White Balance and Color Cast

Light has color.

Most people don’t realize what difference light sources make in photography until they see the results–and then wonder why the picture looks absolutely nothing like what they remember pointing the camera at.

Light of various temperatures is associated with a temperature in Kelvin.  For example, a candle is about 1500 K, a standard light bulb about 3400 K, and the flash on your camera about 5600 K.  Light from a sunset, for example, is a rich golden yellow.  Light from flourescent bulbs actually shows up as purple in some photos!  If you really want your subjects to look like people and not refugees from a planet of purple-skinned strangers, you’ll need to keep White Balance in mind.

White Balance is an automatic setting on most digital cameras to account for these adjustments in light sources.  Cameras come with a variety of pre-programmed settings.  The camera recognizes that if the setting is for flourescent bulbs, then “white” is actually going to look “purple.”  It will find an example in the frame that it thinks is supposed to be white, and adjust the spectrum for the picture accordingly.  Then the picture will turn out with the colors that people expect to see.  Unless your picture has wide areas of just one color, it’s generally safe to let the camera decide the white balance automatically.
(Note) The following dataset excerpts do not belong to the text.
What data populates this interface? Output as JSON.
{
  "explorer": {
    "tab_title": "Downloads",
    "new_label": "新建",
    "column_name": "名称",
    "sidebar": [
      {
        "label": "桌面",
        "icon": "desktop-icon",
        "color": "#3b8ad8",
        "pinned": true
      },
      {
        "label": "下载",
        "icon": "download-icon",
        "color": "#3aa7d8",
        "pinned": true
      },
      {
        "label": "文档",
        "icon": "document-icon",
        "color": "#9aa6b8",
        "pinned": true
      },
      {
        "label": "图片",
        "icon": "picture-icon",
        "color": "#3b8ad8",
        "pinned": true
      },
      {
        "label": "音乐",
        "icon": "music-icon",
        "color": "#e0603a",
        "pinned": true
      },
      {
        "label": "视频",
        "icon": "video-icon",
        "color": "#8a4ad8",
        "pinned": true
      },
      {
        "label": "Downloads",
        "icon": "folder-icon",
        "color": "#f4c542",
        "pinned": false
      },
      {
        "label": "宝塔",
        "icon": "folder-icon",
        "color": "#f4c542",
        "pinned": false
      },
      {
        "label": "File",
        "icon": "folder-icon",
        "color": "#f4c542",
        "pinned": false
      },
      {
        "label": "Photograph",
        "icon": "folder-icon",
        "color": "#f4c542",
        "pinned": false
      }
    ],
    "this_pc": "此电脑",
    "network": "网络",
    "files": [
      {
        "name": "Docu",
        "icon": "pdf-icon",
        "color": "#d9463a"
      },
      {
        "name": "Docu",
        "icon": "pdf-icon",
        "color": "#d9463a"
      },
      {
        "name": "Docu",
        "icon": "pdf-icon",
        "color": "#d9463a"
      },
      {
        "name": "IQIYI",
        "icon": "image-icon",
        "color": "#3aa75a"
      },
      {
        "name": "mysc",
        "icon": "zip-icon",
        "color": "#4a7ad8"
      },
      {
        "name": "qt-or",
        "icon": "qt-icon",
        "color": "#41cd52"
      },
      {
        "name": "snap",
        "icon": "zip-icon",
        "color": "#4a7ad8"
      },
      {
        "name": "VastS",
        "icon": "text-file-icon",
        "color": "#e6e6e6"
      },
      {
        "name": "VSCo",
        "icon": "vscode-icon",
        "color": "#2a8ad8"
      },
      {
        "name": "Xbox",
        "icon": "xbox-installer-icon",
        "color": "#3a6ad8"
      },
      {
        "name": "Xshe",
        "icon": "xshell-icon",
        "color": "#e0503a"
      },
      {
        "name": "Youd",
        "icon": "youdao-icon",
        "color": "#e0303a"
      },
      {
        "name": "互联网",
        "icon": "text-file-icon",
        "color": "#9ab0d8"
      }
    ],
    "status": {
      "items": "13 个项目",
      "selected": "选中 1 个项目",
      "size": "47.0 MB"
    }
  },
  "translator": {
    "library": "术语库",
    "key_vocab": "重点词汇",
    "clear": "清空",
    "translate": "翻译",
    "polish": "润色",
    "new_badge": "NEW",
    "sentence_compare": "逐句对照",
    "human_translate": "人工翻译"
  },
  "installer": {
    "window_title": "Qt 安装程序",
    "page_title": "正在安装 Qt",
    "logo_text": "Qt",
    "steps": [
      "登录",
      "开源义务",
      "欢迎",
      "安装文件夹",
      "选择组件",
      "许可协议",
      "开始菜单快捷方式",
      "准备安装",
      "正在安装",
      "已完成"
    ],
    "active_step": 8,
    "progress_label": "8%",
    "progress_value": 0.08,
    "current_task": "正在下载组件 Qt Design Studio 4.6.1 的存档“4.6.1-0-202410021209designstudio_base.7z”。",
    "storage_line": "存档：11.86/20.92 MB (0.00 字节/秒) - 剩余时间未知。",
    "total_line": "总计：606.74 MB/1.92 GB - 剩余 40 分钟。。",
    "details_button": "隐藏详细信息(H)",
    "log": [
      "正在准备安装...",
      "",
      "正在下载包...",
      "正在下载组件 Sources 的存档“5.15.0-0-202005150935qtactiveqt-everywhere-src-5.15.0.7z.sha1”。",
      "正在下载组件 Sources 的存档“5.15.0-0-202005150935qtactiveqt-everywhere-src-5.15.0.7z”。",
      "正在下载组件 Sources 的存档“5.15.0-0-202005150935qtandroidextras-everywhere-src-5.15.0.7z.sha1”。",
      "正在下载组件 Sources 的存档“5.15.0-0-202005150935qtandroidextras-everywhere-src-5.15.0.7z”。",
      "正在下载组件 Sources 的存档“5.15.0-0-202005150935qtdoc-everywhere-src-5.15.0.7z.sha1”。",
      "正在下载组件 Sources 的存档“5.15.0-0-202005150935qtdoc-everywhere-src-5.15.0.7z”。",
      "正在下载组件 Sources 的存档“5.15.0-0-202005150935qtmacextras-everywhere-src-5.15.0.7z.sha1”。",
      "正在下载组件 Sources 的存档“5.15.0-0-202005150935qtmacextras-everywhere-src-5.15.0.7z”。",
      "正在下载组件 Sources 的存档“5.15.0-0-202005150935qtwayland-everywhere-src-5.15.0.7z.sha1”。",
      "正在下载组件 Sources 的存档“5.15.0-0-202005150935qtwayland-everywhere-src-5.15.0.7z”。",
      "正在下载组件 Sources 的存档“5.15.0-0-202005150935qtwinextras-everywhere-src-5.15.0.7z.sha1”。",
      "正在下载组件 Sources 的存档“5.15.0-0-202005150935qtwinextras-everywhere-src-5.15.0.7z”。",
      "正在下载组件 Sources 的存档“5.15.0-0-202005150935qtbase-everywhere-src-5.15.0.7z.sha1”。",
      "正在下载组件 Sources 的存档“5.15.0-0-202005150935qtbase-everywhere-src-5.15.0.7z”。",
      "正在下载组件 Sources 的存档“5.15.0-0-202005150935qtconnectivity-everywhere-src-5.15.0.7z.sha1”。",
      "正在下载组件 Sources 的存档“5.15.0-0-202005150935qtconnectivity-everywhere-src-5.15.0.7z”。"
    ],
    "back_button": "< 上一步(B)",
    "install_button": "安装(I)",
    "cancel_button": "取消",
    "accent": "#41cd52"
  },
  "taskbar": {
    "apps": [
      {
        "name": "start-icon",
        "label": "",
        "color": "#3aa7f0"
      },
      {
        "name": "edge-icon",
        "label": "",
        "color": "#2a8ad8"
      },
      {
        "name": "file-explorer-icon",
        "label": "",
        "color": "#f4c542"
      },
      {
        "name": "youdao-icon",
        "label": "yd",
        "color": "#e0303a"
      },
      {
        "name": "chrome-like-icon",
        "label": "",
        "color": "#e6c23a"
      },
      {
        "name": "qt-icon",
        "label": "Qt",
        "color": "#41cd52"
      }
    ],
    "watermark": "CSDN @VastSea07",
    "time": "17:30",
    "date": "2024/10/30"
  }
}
But, if your camera didn’t do the white balancing job correctly, then you’ll get purple-people syndrome, and you’ll have to use your photo-editing program to make up for what the camera missed.  Most programs have some sort of color balance control, and the majority of them work the same way the camera was supposed to.  Select a point in the picture that was supposed to be white, and the computer will then adjust the entire color spectrum of the picture approprately.  Presto, no more purple people.